Varieté, humor, y de cierre, invariable, el sketch que junta a todas las figuras del conjunto: una actuación a sogetto, una Commedia dell´Arte ordinaria que se improvisa sobre un cañamazo armado allí entre los cajones de envases por el capocómico, donde cada artista independientemente de su especialidad compone un tipo, un rol, que se suma a la situación general: un hotel, por ejemplo, al que llegan distintos personajes que pelean con el conserje, el consultorio donde el pintor de brocha gorda se hace pasar por médico para revisar a las muchachas, o el tan trajinado de la oficina del representante a la que llegan distintos personajes a ofrecerse: la chica de barrio que quiere ser artista, el payuca, el recitador afeminado...
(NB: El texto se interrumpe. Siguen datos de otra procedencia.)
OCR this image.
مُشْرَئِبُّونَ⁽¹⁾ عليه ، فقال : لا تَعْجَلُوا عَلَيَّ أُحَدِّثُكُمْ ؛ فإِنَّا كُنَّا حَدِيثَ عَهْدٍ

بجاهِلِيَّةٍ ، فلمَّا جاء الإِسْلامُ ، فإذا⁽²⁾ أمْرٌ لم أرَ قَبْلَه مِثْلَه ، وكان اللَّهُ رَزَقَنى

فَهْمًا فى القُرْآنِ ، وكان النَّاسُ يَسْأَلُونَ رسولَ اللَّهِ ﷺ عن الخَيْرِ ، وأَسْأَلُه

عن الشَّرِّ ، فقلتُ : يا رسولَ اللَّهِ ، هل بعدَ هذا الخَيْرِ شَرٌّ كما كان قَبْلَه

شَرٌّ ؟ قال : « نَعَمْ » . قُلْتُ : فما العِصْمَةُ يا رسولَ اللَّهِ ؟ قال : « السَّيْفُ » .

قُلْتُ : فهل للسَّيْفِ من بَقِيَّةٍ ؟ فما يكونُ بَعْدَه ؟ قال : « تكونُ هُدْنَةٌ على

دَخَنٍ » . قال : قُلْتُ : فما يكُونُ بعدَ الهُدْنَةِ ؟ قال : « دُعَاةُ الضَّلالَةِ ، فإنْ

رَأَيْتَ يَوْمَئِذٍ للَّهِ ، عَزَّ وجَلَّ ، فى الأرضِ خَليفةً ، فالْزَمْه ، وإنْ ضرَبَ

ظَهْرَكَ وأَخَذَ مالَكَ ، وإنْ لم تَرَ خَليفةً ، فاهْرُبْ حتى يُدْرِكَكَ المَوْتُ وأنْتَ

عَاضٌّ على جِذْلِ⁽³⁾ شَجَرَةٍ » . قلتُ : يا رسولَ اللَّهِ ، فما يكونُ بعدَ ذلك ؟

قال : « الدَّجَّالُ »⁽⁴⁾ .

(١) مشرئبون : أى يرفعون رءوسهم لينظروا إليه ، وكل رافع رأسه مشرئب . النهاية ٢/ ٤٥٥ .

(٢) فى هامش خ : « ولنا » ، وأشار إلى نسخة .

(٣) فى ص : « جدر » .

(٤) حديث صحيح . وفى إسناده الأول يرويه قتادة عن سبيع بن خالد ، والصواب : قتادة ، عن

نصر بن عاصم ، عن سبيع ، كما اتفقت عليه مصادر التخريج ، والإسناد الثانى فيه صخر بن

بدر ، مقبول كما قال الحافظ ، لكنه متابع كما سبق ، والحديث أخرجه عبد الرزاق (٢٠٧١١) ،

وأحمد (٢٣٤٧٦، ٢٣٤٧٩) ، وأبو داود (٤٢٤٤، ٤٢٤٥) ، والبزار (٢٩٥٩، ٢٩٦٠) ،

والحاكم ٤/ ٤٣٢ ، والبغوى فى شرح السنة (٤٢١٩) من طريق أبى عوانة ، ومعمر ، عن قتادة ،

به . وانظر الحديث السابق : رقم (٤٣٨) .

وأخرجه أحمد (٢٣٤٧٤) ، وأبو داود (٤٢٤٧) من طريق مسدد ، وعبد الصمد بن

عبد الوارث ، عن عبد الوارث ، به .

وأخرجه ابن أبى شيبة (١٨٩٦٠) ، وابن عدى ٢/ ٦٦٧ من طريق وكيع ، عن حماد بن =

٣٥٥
Las confiterías más grandes suman al tablado principal uno más pequeño en el fondo, que cumple la función de atraer comensales hacia las mesas más alejadas. Un off balneario, una zona oscura y más decadente donde por un salario infame, por la comida muchas veces, van a parar algunos artistas en su ocaso: el cantaor afónico, el cómico agobiado, la bailaora vieja. Ningún artista deja de mirarlo con temor y respeto el último domingo de marzo cuando la compañía se despide a los abrazos augurando nuevas temporadas en conjunto, cuando la seguridad del contrato se acaba y hay que volver a salir a buscar conchabo: a esperar la llamada salvadora del representante que abrocha un bolo como extra en una película, el milagro infrecuente del contrato radial, la gira por el bosque, o el circuito de números vivos por cines de extramuros. Se hace ruido y se brinda en la despedida con las jarras que convidan esta vez los patrones, invariablemente gallegos o judíos. Hay animadas promesas de reencuentro y fingido optimismo en la despedida, pero nadie deja de mirar al tabladito del fondo, desolado y amenazante. Ningún artista de variedades dejará de pensar en él mientras cruza la Patagonia en un asiento de segunda rumbo a los cabarutes petroleros. Ningún cómico de balneario olvidará su sombra siniestra al maquillarse frente al espejo sucio de algún barracón de Pichincha, en la Rosario prostibularia.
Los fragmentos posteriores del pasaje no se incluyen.